Landmines in Cambodia

Landmines in Cambodia are a result of 30 years of armed conflict. As one of the most mine-affected countries in the world, Cambodia sparked the international movement to ban these weapons, and is currently at the forefront of the promotion of a universal ban on anti-personnel landmines.

Financial support from development partners has helped remove and destroy 902,913 landmines between 1992 and January 2011. It is estimated that some 650 million square metres of land are still contaminated by landmines; one-third of landmine survivors are children.

The Eleventh Meeting of the States Parties (11MSP)

The 11MSP will be the first time Cambodia hosts and presides over a Meeting of the States Parties. It will take place at the Peace Palace, in Phnom Penh from 27 November to 2 December 2011. It is the single largest international meeting ever held in the Kingdom of Cambodia and particularly significant because the Convention is returning to a place where it all started two decades ago.

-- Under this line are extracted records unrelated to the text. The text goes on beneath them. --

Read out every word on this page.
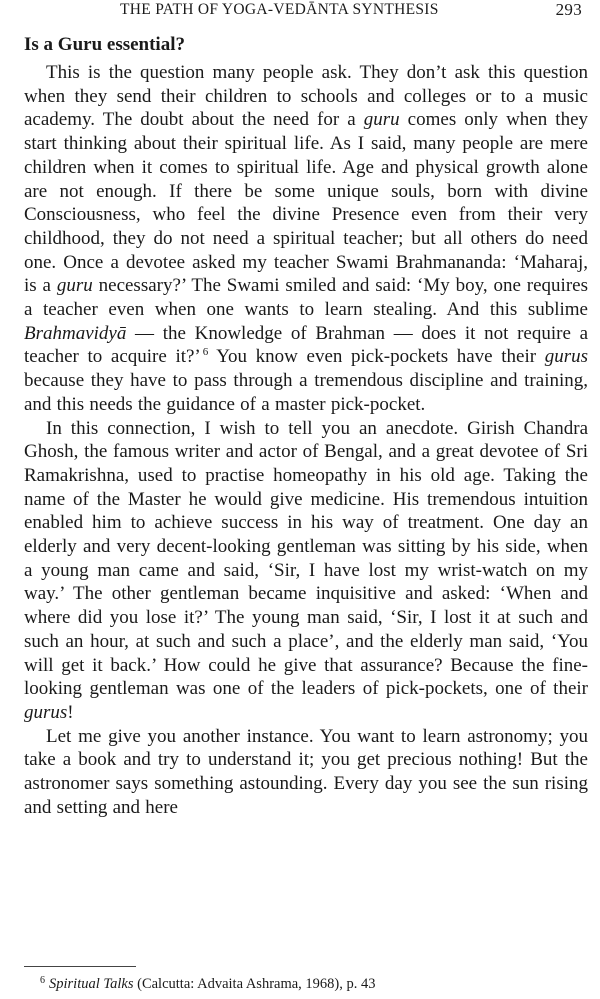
THE PATH OF YOGA-VEDĀNTA SYNTHESIS	293
Is a Guru essential?

This is the question many people ask. They don’t ask this question when they send their children to schools and colleges or to a music academy. The doubt about the need for a guru comes only when they start thinking about their spiritual life. As I said, many people are mere children when it comes to spiritual life. Age and physical growth alone are not enough. If there be some unique souls, born with divine Consciousness, who feel the divine Presence even from their very childhood, they do not need a spiritual teacher; but all others do need one. Once a devotee asked my teacher Swami Brahmananda: ‘Maharaj, is a guru necessary?’ The Swami smiled and said: ‘My boy, one requires a teacher even when one wants to learn stealing. And this sublime Brahmavidyā — the Knowledge of Brahman — does it not require a teacher to acquire it?’ $^6$ You know even pick-pockets have their gurus because they have to pass through a tremendous discipline and training, and this needs the guidance of a master pick-pocket.

In this connection, I wish to tell you an anecdote. Girish Chandra Ghosh, the famous writer and actor of Bengal, and a great devotee of Sri Ramakrishna, used to practise homeopathy in his old age. Taking the name of the Master he would give medicine. His tremendous intuition enabled him to achieve success in his way of treatment. One day an elderly and very decent-looking gentleman was sitting by his side, when a young man came and said, ‘Sir, I have lost my wrist-watch on my way.’ The other gentleman became inquisitive and asked: ‘When and where did you lose it?’ The young man said, ‘Sir, I lost it at such and such an hour, at such and such a place’, and the elderly man said, ‘You will get it back.’ How could he give that assurance? Because the fine-looking gentleman was one of the leaders of pick-pockets, one of their gurus!

Let me give you another instance. You want to learn astronomy; you take a book and try to understand it; you get precious nothing! But the astronomer says something astounding. Every day you see the sun rising and setting and here

$^6$ Spiritual Talks (Calcutta: Advaita Ashrama, 1968), p. 43
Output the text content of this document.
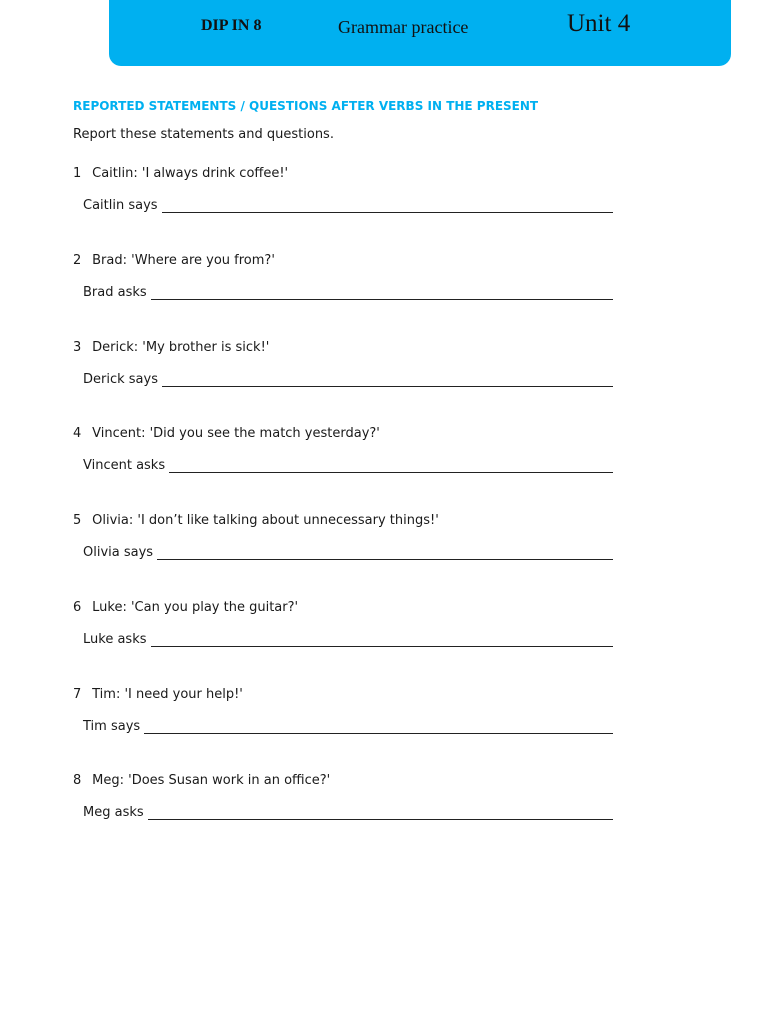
DIP IN 8	Grammar practice	Unit 4
REPORTED STATEMENTS / QUESTIONS AFTER VERBS IN THE PRESENT
Report these statements and questions.
1 Caitlin: 'I always drink coffee!'
Caitlin says
2 Brad: 'Where are you from?'
Brad asks
3 Derick: 'My brother is sick!'
Derick says
4 Vincent: 'Did you see the match yesterday?'
Vincent asks
5 Olivia: 'I don’t like talking about unnecessary things!'
Olivia says
6 Luke: 'Can you play the guitar?'
Luke asks
7 Tim: 'I need your help!'
Tim says
8 Meg: 'Does Susan work in an office?'
Meg asks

The Eleventh Meeting of the States Parties is a formal, diplomatic meeting of the 156 States which have accepted the Convention. They include most of the States that at one time used, stockpiled, produced or transferred AP mines and the vast majority of States that are or have been affected by AP mines. Several States that are not part of the Convention are expected to attend as Observers.

Over 1,000 diplomats representing over 100 States and delegates from dozens of international and non-governmental organisations are expected to attend. It is expected that South East Asian countries will be represented at a high political level.